Les Campus des métiers ou comment faire entrer le loup dans la bergerie

Enseignement par Jamel Azzouz

Impulsé par les ministères de l’Éducation nationale et du Redressement productif, le dispositif vise notamment à créer un partenariat étroit entre les établissements d’enseignement professionnel et le monde de l’entreprise au niveau régional…« au détriment de l’école républicaine », dénonce FO.

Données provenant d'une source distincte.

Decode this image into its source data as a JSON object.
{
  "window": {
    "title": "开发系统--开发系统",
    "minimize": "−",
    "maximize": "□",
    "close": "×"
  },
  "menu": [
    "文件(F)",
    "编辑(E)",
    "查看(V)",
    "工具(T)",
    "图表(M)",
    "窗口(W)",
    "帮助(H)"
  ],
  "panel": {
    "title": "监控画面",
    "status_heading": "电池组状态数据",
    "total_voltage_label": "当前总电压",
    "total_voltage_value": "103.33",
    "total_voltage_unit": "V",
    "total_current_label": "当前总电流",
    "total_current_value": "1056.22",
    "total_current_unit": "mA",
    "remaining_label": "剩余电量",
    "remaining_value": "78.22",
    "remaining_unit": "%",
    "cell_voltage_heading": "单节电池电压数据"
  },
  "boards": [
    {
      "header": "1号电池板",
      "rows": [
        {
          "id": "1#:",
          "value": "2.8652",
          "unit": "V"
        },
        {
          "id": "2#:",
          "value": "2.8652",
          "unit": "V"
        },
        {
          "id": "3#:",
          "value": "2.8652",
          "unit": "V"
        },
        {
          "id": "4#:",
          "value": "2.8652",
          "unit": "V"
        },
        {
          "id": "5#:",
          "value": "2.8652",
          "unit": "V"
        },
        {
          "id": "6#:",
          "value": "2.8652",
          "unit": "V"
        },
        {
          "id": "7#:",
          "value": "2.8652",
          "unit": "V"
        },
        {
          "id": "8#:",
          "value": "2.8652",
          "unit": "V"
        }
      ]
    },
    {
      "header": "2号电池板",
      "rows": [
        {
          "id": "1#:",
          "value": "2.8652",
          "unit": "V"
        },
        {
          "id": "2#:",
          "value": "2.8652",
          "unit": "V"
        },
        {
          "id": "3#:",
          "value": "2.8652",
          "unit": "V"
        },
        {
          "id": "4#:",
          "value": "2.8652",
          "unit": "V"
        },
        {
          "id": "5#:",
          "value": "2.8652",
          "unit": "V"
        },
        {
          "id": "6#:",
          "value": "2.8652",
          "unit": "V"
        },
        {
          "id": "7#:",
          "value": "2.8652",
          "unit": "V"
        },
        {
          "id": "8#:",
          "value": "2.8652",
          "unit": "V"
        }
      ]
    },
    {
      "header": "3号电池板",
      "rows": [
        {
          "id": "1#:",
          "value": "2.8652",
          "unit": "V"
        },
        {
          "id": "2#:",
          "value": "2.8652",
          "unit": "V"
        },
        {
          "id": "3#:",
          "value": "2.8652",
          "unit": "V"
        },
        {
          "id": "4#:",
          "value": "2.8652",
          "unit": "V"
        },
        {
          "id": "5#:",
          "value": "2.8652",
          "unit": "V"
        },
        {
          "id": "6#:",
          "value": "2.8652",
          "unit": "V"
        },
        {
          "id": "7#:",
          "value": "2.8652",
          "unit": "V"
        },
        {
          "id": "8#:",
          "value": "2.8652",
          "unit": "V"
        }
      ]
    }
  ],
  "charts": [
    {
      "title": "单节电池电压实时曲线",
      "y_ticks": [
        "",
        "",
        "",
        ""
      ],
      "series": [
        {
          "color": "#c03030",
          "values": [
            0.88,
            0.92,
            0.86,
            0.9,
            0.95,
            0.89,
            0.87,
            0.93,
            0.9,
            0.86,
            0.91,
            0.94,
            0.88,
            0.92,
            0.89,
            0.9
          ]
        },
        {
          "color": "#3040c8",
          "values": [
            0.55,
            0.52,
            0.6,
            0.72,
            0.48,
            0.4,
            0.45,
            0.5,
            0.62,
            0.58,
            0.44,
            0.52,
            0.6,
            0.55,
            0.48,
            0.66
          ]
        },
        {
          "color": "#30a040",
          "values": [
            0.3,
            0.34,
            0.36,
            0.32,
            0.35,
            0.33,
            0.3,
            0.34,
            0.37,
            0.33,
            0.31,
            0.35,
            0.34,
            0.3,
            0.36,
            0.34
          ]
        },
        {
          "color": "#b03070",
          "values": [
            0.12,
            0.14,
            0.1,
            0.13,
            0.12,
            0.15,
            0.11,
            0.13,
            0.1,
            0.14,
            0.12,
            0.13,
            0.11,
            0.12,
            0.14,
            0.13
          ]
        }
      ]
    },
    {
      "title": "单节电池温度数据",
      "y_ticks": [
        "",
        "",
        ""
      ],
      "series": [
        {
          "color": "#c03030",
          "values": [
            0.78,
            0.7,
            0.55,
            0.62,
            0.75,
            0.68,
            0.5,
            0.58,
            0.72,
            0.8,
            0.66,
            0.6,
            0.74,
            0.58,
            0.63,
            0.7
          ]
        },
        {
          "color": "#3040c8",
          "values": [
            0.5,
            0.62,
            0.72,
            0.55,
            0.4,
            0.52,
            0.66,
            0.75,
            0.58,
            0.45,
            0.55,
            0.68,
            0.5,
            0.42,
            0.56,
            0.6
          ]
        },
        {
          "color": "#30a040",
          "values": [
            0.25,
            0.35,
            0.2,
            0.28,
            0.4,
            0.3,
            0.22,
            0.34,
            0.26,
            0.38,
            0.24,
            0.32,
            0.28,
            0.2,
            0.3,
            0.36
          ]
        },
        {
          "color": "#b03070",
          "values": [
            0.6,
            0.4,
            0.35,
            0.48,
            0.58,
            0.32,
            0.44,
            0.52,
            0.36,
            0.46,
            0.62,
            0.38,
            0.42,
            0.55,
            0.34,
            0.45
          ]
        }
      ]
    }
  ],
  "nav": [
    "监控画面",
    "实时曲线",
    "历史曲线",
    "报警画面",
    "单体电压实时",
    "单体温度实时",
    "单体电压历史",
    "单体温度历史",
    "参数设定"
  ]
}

« L’avenir d’un pays appartient à sa jeunesse. Les acteurs de l’Éducation nationale ont la responsabilité d’instruire et d’éduquer chaque élève pour lui permettre de trouver sa place dans la société de demain. » Voilà comment le ministère de l’Éducation nationale introduisait une circulaire adressée le 20 mai dernier à ses personnels. Mais lorsqu’on sait que l’une de ces dispositions a trait à la mise en place de « Campus des métiers et des qualifications », il y tout lieu de s’interroger sur la « société de demain ». Présentés dans la circulaire comme des « atouts pour le redressement productif et l’insertion professionnelle des jeunes », lesdits campus doivent regrouper en un même lieu ou en réseau des établissements d’enseignement secondaire et supérieur, en formation initiale ou continue, dans un cadre régional.

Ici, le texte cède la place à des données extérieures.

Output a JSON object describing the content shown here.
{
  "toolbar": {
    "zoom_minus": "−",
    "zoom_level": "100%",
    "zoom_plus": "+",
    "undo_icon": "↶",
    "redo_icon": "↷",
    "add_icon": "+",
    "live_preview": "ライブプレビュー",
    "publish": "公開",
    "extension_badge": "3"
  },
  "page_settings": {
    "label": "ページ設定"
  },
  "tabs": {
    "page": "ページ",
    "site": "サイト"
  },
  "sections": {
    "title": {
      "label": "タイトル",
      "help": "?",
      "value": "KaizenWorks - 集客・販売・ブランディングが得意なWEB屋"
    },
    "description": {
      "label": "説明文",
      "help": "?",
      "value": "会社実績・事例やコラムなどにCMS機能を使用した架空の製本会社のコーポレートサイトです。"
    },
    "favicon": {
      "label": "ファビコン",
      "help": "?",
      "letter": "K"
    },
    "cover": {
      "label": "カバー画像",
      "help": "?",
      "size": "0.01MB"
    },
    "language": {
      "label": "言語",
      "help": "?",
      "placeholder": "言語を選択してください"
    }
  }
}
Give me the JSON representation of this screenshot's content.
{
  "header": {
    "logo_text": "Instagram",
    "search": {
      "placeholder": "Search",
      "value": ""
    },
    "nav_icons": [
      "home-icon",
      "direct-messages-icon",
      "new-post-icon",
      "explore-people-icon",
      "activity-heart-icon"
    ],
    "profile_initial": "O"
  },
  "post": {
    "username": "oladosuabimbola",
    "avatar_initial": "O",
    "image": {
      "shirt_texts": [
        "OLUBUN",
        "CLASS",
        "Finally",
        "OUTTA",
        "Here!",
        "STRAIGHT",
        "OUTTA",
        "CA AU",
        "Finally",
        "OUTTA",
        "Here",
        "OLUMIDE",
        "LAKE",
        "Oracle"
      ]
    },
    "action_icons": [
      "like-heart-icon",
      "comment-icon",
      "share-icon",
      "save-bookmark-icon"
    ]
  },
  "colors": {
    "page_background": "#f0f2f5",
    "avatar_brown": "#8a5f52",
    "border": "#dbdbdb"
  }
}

L’objectif est d’asseoir un partenariat étroit entre les mondes de la formation, de la recherche et de l’entreprise autour d’un secteur d’activité jugé porteur d’avenir, notamment en référence à la politique de filières stratégiques (aéronautique, énergie, tourisme, numérique…) du ministère du Redressement productif. Chaque campus doit comprendre au moins un établissement public local d’enseignement, qui peut être un lycée professionnel ou un établissement public à caractère scientifique.

Flou des frontières entre formation initiale et continue

Pour Hubert Raguin, de la Fédération FO de l’Enseignement, de la Culture et de la Formation professionnelle (FNEC-FP FO), « le dispositif va affaiblir l’enseignement professionnel dispensé dans les lycées publics, qui sera de fait mis en concurrence avec l’apprentissage puisqu’il est prévu de mutualiser et modulariser les parcours de formation au sein de ces campus ». En effet, la mutualisation autorisera l’utilisation des établissements scolaires et de leurs machines par d’autres (institutions, entreprises, associations…), ainsi que la « mixité des publics » (élèves, apprentis, adultes en formation) au sein d’une classe. Ce mélange permettra dès lors de moduler la durée des formations ou des enseignements, c’est-à-dire de les raccourcir à quelques semaines, au détriment de cursus plus longs et qualitatifs mais plus coûteux. « Les campus sont ainsi une autre façon de faire des économies à l’heure des obsessions budgétaires du gouvernement », souligne Hubert Raguin. Autre préoccupation de FO : la mainmise possible des entreprises et/ou du patronat sur les enseignements préparant aux diplômes nationaux (CAP, BEP, bac pro, BTS, licence professionnelle…), dans la mesure où ceux-ci sont associés au pilotage des projets locaux via les branches professionnelles ou les chambres de commerce et d’industrie. « Et aussi des édiles des Régions, qui ne manqueront pas d’y mettre leur grain de sel », lance-t-il. C’est pourquoi, lorsque FO a été invitée, en juin, à se prononcer sur le projet de décret portant création d’un label « Campus des métiers et des qualifications », tous ont voté contre « au nom de la défense de l’école de la République, qui doit rester nationale ».